Ausgang: Nichtzulassungsentscheidung des OVG aufgehoben; Rechtsbeschwerde zur Klärung der Reichweite des Initiativrechts des Personalrats zugelassen
Abstrakte Rechtssätze
Die Zulassung der Rechtsbeschwerde nach § 83 Abs. 2 BPersVG i.V.m. § 72 Abs. 2 Nr. 1, § 92 Abs. 1 S. 2 ArbGG kommt in Betracht, wenn entscheidungserhebliche Fragen von grundsätzlicher Bedeutung vorliegen.
Das Initiativrecht des Personalrats nach § 70 BPersVG kann sich auch auf einzelne Bestandteile eines Maßnahmebündels erstrecken; die genaue Reichweite ist zu klären, wenn die Dienststelle für verschiedene Bestandteile unterschiedlich entscheidet.
Eine Nichtzulassungsentscheidung ist aufzuheben, wenn die Frage der Auslegung oder Reichweite einer Norm des BPersVG zur Fortbildung des Rechts und zur einheitlichen Rechtsprechung von grundsätzlicher Bedeutung ist.
Die Rechtsbeschwerde ist zuzulassen, wenn sie voraussichtlich zur Klärung einer bislang offenen oder streitigen Rechtsfrage beiträgt, etwa zur Abgrenzung der Schutzbereiche von Personalvertretungsbefugnissen.
Vorinstanzen
vorgehend Oberverwaltungsgericht für das Land Nordrhein-Westfalen, 28. Januar 2020, Az: 20 A 4193/18.PVB, Beschluss
vorgehend VG Köln, 27. September 2018, Az: 33 K 11855/17.PVB
Tenor
Die Nichtzulassung der Rechtsbeschwerde im Beschluss des Oberverwaltungsgerichts für das Land Nordrhein-Westfalen - Fachsenat für Bundespersonalvertretungssachen - vom 28. Januar 2020 wird aufgehoben.

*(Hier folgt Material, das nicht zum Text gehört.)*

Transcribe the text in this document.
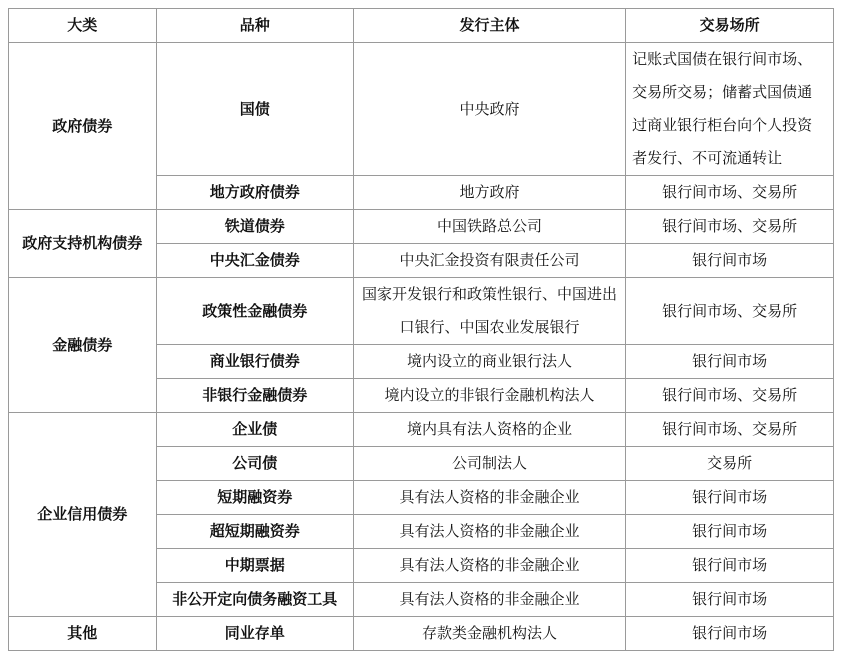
大类	品种	发行主体	交易场所
政府债券	国债	中央政府	记账式国债在银行间市场、交易所交易；储蓄式国债通过商业银行柜台向个人投资者发行、不可流通转让
	地方政府债券	地方政府	银行间市场、交易所
政府支持机构债券	铁道债券	中国铁路总公司	银行间市场、交易所
	中央汇金债券	中央汇金投资有限责任公司	银行间市场
金融债券	政策性金融债券	国家开发银行和政策性银行、中国进出口银行、中国农业发展银行	银行间市场、交易所
	商业银行债券	境内设立的商业银行法人	银行间市场
	非银行金融债券	境内设立的非银行金融机构法人	银行间市场、交易所
企业信用债券	企业债	境内具有法人资格的企业	银行间市场、交易所
	公司债	公司制法人	交易所
	短期融资券	具有法人资格的非金融企业	银行间市场
	超短期融资券	具有法人资格的非金融企业	银行间市场
	中期票据	具有法人资格的非金融企业	银行间市场
	非公开定向债务融资工具	具有法人资格的非金融企业	银行间市场
其他	同业存单	存款类金融机构法人	银行间市场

Die Rechtsbeschwerde der Beteiligten wird zugelassen.
Gründe
Die Rechtsbeschwerde der Beteiligten ist gemäß § 83 Abs. 2 BPersVG i.V.m. § 72 Abs. 2 Nr. 1, § 92 Abs. 1 Satz 2 ArbGG wegen entscheidungserheblicher Fragen von grundsätzlicher Bedeutung zuzulassen.
Die Rechtsbeschwerde kann voraussichtlich zur Klärung der Reichweite des Initiativrechts des Personalrats nach § 70 BPersVG in Fällen beitragen, in denen dieses für einzelne Bestandteile eines Maßnahmebündels in Anspruch genommen wird, über das die Dienststelle teils annehmend, teils ablehnend und teils vertagend entschieden hat.